Print Friendly, PDF & Email

(Jamma) – “In questo anno di lavoro abbiamo constatato che c’era stato un eccesso di offerta di gioco, soprattutto nel settore delle slot. C’è stata una diffusione incontrollata nel territorio. Le ragioni sono state esigenze di bilancio, penso al provvedimento clamoroso fatto in occasione del drammatico terremoto dell’Abruzzo. La constatazione è quindi che gli effetti sono stati gravi e pesanti, si è esagerato e ora il governo ha deciso di cambiare linea e trovare un punto di equilibrio”.

 

“Abbiamo fatto una scelta coraggiosa con la decisione di ridurre di almeno il 30% le macchinette, sto lavorando per anticipare la riduzione delle slot entro il 2017, a cominciare da bar e tabacchi, che sono i luoghi dove gli apparecchi sono i più diffusi nel territorio. Si tratta di una doppia riduzione, numero macchine e numero di punti di gioco”. E’ quanto afferma il sottosegretario all’Economia con delega ai giochi, Pier Paolo Baretta, intervenendo a ‘Tra poco in edicola’ su Rai Radio 1.

 

“Alla fine dell’anno scorso c’è stato un accaparramento, ma non di macchine in uso, ma di quelle in magazzino per poter fare il ricambio in quanto la legge di Stabilità decide che da quest’anno si possono soltanto sostituire macchine, non aumentare. Quello che conta è che noi abbiamo deciso indipendentemente da questo movimento interno al mercato che dato il numero al 31 luglio 2015 di 380mila circa, riduciamo del 30% e lo faremo entro il 2017 scendendo quindi di 120mila macchine circa: questo è il punto di fondo su cui ci muoviamo”.

 

Sulle modalità di gioco “la tecnologia consente anche di fare un’operazione, come noi pensiamo, di controllo da remoto: cioè tutte le macchine nuove, praticamente le 260mila che restano, saranno sostituite con macchine da controllo telematico dalla centrale e non saranno più taroccabili.
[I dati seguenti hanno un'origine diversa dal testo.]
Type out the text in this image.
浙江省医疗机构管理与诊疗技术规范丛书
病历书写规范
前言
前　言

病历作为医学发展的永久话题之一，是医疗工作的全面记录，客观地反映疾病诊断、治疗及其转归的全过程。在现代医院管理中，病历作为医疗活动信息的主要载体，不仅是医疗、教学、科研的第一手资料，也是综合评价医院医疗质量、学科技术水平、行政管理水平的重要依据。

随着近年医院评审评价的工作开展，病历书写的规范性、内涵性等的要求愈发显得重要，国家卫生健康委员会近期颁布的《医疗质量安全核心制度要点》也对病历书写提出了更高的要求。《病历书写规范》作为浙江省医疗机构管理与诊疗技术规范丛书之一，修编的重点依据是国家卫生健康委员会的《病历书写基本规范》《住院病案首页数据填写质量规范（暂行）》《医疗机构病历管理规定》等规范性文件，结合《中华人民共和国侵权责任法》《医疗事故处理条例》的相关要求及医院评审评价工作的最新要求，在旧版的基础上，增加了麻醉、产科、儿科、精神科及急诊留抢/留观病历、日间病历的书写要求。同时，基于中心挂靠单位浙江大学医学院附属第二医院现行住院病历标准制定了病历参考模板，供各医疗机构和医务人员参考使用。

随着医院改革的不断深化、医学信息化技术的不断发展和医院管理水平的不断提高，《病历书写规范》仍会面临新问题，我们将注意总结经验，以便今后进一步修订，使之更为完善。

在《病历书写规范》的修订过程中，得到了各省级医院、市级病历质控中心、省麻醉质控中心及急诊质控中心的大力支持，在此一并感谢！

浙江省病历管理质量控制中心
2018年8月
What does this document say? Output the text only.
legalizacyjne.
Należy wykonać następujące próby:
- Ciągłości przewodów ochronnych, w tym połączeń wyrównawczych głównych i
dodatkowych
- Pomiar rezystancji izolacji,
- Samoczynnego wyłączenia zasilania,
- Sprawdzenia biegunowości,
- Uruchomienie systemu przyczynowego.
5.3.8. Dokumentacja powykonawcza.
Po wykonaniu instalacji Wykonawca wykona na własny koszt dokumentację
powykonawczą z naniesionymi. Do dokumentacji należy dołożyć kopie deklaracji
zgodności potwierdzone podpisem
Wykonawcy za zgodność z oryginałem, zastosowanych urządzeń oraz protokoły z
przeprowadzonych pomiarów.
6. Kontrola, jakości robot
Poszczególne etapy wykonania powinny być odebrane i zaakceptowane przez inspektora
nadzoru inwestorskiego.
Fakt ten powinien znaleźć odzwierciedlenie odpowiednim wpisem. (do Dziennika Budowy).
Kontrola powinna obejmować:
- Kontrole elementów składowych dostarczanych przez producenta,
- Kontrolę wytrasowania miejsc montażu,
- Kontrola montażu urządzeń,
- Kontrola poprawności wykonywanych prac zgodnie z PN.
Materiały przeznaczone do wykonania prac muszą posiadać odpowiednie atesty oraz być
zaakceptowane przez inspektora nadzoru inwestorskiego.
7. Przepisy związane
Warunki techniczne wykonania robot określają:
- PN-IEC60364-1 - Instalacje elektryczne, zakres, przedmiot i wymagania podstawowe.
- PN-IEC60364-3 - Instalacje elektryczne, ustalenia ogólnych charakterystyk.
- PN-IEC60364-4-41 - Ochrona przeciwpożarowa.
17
Inoltre non cambieranno, anzi io penso che bisognerà aumentare la durata del gioco e soprattutto non ci sarà un aumento della vincita: resteranno le modalità di bassa giocata e bassa vincita, altrimenti diventerebbe un trucco, diventeremmo stimolatori della ludopatia mentre il nostro è un approccio contrario”.

 

Sul condono Baretta ricorda “in questo dibattito si rischia di non fare mai niente, non c’è stato un condono ma c’è un contenzioso: per esempio l’anno scorso abbiamo messo una tassa di 500 milioni, non tutti hanno pagato; ora stiamo perseguendo chi non ha pagato. Il punto vero è che c’è stata una svolta nella scelta e nella politica del governo rispetto al passato, c’è discontinuità e in tal senso va la realizzazione di questo primo step che inizia da bar e tabacchi, dal punto più sensibile. Poi io sono convinto tecnicamente ci sia spazio per un’ulteriore riduzione.

 

Sulla ludopatia “abbiamo stanziato 50 milioni l’anno scorso, distribuiti proprio l’altro ieri in quota parte alle Regioni per avviare un piano che affronti questo problema; penso ne stanzieremo ancora. Io penso che riducendo l’offerta si riducono le possibilità e la propensione quindi in qualche modo è una strada, è anche l’avvio di un percorso. Questo segnale di partenza darebbe la sensazione all’opinione pubblica che sta cambiando l’approccio complessivo verso un tema molto delicato”.